Ia menambahkan, jika dalam hubungan pinjam-meminjam terjadi gagal bayar atau wanprestasi, maka penyelesaiannya harus melalui mekanisme ganti rugi perdata, bukan pidana korupsi.
“Kalau ada keterlambatan bayar, mekanismenya ya ganti rugi. Ini murni perdata, bukan pidana,” ujar Waldus menegaskan.
Waldus mengkritik pendekatan ahli JPU yang menurutnya terlalu jauh menyeret kasus pinjam-meminjam ke ranah pidana dengan dalih adanya “perbuatan melawan hukum”. Ia juga menyoroti bahwa hubungan bisnis antar pihak, termasuk komunikasi dan pertemuan sebelum perjanjian, tidak bisa dianggap sebagai bentuk pelanggaran hukum.

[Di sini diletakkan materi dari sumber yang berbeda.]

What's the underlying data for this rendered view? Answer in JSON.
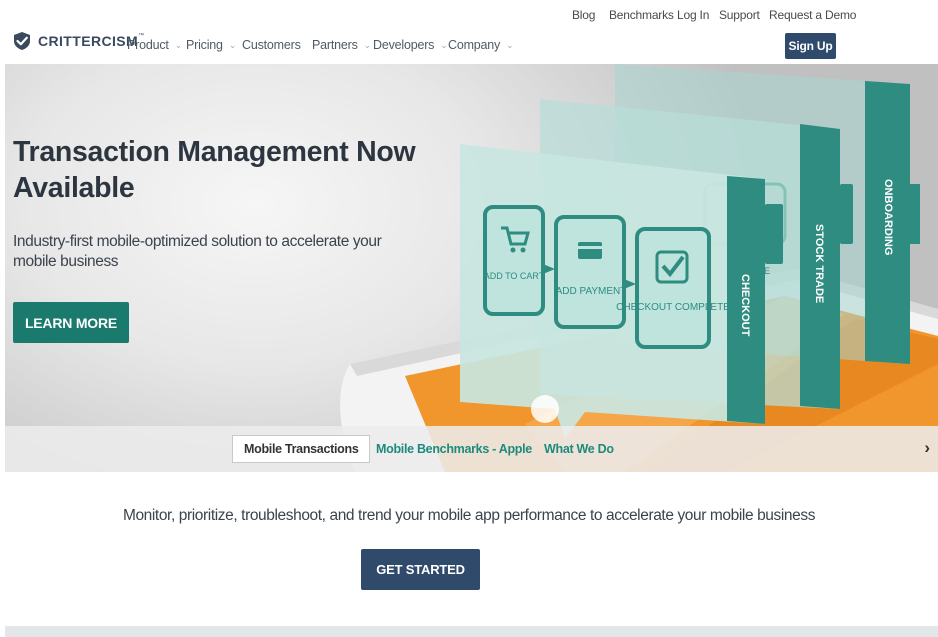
{
  "util_nav": {
    "links": [
      "Blog",
      "Benchmarks",
      "Log In",
      "Support",
      "Request a Demo"
    ]
  },
  "brand": {
    "name": "CRITTERCISM",
    "trademark": "™",
    "icon": "shield-check-icon",
    "color": "#3a4a5e"
  },
  "main_nav": {
    "items": [
      {
        "label": "Product",
        "has_dropdown": true
      },
      {
        "label": "Pricing",
        "has_dropdown": true
      },
      {
        "label": "Customers",
        "has_dropdown": false
      },
      {
        "label": "Partners",
        "has_dropdown": true
      },
      {
        "label": "Developers",
        "has_dropdown": true
      },
      {
        "label": "Company",
        "has_dropdown": true
      }
    ],
    "signup_label": "Sign Up"
  },
  "hero": {
    "title": "Transaction Management Now Available",
    "subtitle": "Industry-first mobile-optimized solution to accelerate your mobile business",
    "cta_label": "LEARN MORE",
    "illustration": {
      "panels": [
        "CHECKOUT",
        "STOCK TRADE",
        "ONBOARDING"
      ],
      "steps": [
        "ADD TO CART",
        "ADD PAYMENT",
        "CHECKOUT COMPLETE"
      ],
      "partial_step_text": [
        "TE",
        "E"
      ]
    },
    "tabs": [
      {
        "label": "Mobile Transactions",
        "active": true
      },
      {
        "label": "Mobile Benchmarks - Apple",
        "active": false
      },
      {
        "label": "What We Do",
        "active": false
      }
    ],
    "next_icon": "chevron-right-icon"
  },
  "tagline": "Monitor, prioritize, troubleshoot, and trend your mobile app performance to accelerate your mobile business",
  "get_started_label": "GET STARTED",
  "colors": {
    "accent_teal": "#1a7a6e",
    "tab_teal": "#1d8a7c",
    "navy": "#2f4a6b",
    "panel_teal": "#2e8c80",
    "tablet_orange": "#f0962c"
  }
}
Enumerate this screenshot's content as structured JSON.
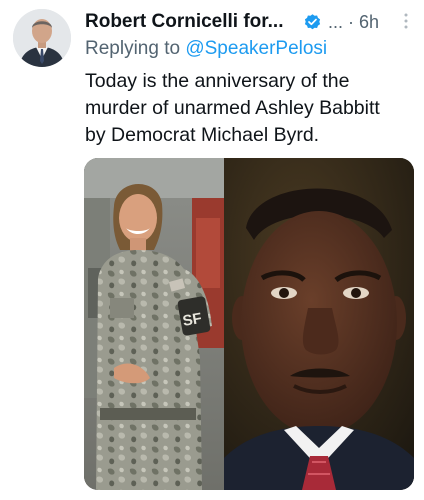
{
  "tweet": {
    "author_name": "Robert Cornicelli for...",
    "time_label": "... · 6h",
    "reply_prefix": "Replying to",
    "reply_handle": "@SpeakerPelosi",
    "text_lines": [
      "Today is the anniversary of the",
      "murder of unarmed Ashley Babbitt",
      "by Democrat Michael Byrd."
    ]
  },
  "media": {
    "left_photo": {
      "patch_text": "SF"
    },
    "right_photo": {}
  },
  "icons": {
    "verified": "verified-badge-icon",
    "more": "more-options-icon"
  },
  "colors": {
    "text": "#0f1419",
    "secondary": "#536471",
    "link": "#1d9bf0"
  }
}
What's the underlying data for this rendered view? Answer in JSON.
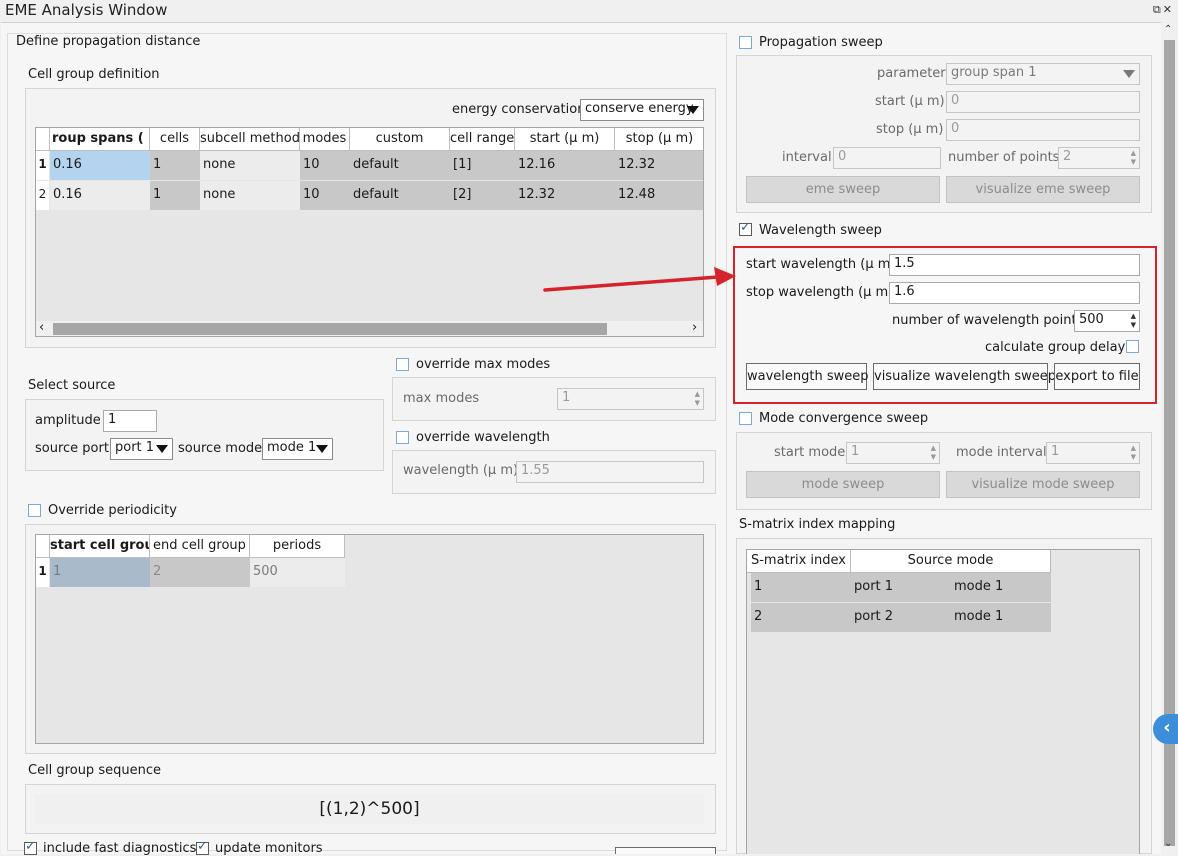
{
  "window": {
    "title": "EME Analysis Window",
    "controls": "⧉✕"
  },
  "left": {
    "define_propagation_label": "Define propagation distance",
    "cell_group_definition": {
      "label": "Cell group definition",
      "energy_conservation_label": "energy conservation",
      "energy_conservation_value": "conserve energy",
      "columns": [
        "roup spans ( μ m",
        "cells",
        "subcell method",
        "modes",
        "custom",
        "cell range",
        "start (μ m)",
        "stop (μ m)"
      ],
      "rows": [
        {
          "num": "1",
          "cells": [
            "0.16",
            "1",
            "none",
            "10",
            "default",
            "[1]",
            "12.16",
            "12.32"
          ]
        },
        {
          "num": "2",
          "cells": [
            "0.16",
            "1",
            "none",
            "10",
            "default",
            "[2]",
            "12.32",
            "12.48"
          ]
        }
      ]
    },
    "select_source": {
      "label": "Select source",
      "amplitude_label": "amplitude",
      "amplitude_value": "1",
      "source_port_label": "source port",
      "source_port_value": "port 1",
      "source_mode_label": "source mode",
      "source_mode_value": "mode 1"
    },
    "override_max_modes": {
      "label": "override max modes",
      "checked": false,
      "max_modes_label": "max modes",
      "max_modes_value": "1"
    },
    "override_wavelength": {
      "label": "override wavelength",
      "checked": false,
      "wavelength_label": "wavelength (μ m)",
      "wavelength_value": "1.55"
    },
    "override_periodicity": {
      "label": "Override periodicity",
      "checked": false,
      "columns": [
        "start cell group",
        "end cell group",
        "periods"
      ],
      "rows": [
        {
          "num": "1",
          "cells": [
            "1",
            "2",
            "500"
          ]
        }
      ]
    },
    "cell_group_sequence": {
      "label": "Cell group sequence",
      "value": "[(1,2)^500]"
    },
    "include_fast_diagnostics": {
      "label": "include fast diagnostics",
      "checked": true
    },
    "update_monitors": {
      "label": "update monitors",
      "checked": true
    }
  },
  "right": {
    "propagation_sweep": {
      "label": "Propagation sweep",
      "checked": false,
      "parameter_label": "parameter",
      "parameter_value": "group span 1",
      "start_label": "start (μ m)",
      "start_value": "0",
      "stop_label": "stop (μ m)",
      "stop_value": "0",
      "interval_label": "interval",
      "interval_value": "0",
      "num_points_label": "number of points",
      "num_points_value": "2",
      "eme_sweep_button": "eme sweep",
      "visualize_eme_sweep_button": "visualize eme sweep"
    },
    "wavelength_sweep": {
      "label": "Wavelength sweep",
      "checked": true,
      "start_label": "start wavelength (μ m)",
      "start_value": "1.5",
      "stop_label": "stop wavelength (μ m)",
      "stop_value": "1.6",
      "num_points_label": "number of wavelength points",
      "num_points_value": "500",
      "group_delays_label": "calculate group delays",
      "group_delays_checked": false,
      "wavelength_sweep_button": "wavelength sweep",
      "visualize_button": "visualize wavelength sweep",
      "export_button": "export to file"
    },
    "mode_convergence_sweep": {
      "label": "Mode convergence sweep",
      "checked": false,
      "start_mode_label": "start mode",
      "start_mode_value": "1",
      "mode_interval_label": "mode interval",
      "mode_interval_value": "1",
      "mode_sweep_button": "mode sweep",
      "visualize_mode_sweep_button": "visualize mode sweep"
    },
    "smatrix_mapping": {
      "label": "S-matrix index mapping",
      "columns": [
        "S-matrix index",
        "Source mode"
      ],
      "rows": [
        {
          "cells": [
            "1",
            "port 1",
            "mode 1"
          ]
        },
        {
          "cells": [
            "2",
            "port 2",
            "mode 1"
          ]
        }
      ]
    }
  },
  "colors": {
    "annotation_red": "#d6222a",
    "selected_cell": "#b3d3ee",
    "accent_blue": "#3c8edb"
  }
}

“Mereka menggeser kasus perdata jadi pidana. Padahal nggak bisa begitu. Kalau ini doktrin perdata, maka harus konsisten di jalur perdata,” katanya.
Kuasa Hukum menegaskan kembali posisi hukumnya berdasarkan Pasal 4B UU Nomor 1 Tahun 2025 tentang BUMN, yang secara eksplisit memisahkan kerugian BUMN dari kerugian negara. Menurutnya, ketentuan ini sangat penting untuk mencegah kriminalisasi terhadap kebijakan bisnis yang sebenarnya sah secara hukum korporasi.
“Pasal 4B itu jelas: kerugian BUMN adalah kerugian BUMN, bukan kerugian negara. Jadi uang BUMN bukan uang negara,” ujarnya.
Lebih jauh, Waldus berharap Mahkamah Agung segera mengeluarkan peraturan atau Surat Edaran (SEMA) untuk memperkuat penerapan Pasal 4B tersebut, agar hakim memiliki pedoman yang lebih tegas dalam memisahkan kasus bisnis dari perkara pidana.
“Kalau ada peraturan Mahkamah, itu bisa jadi pedoman bagi hakim untuk berani memutus sesuai substansi hukum yang baru,” pungkasnya
Perdebatan utama dalam perkara LPEI hari ini menyoroti batas antara hukum perdata dan pidana dalam pembiayaan ekspor, serta status hukum LPEI sebagai entitas bisnis yang tunduk pada peraturan tersendiri.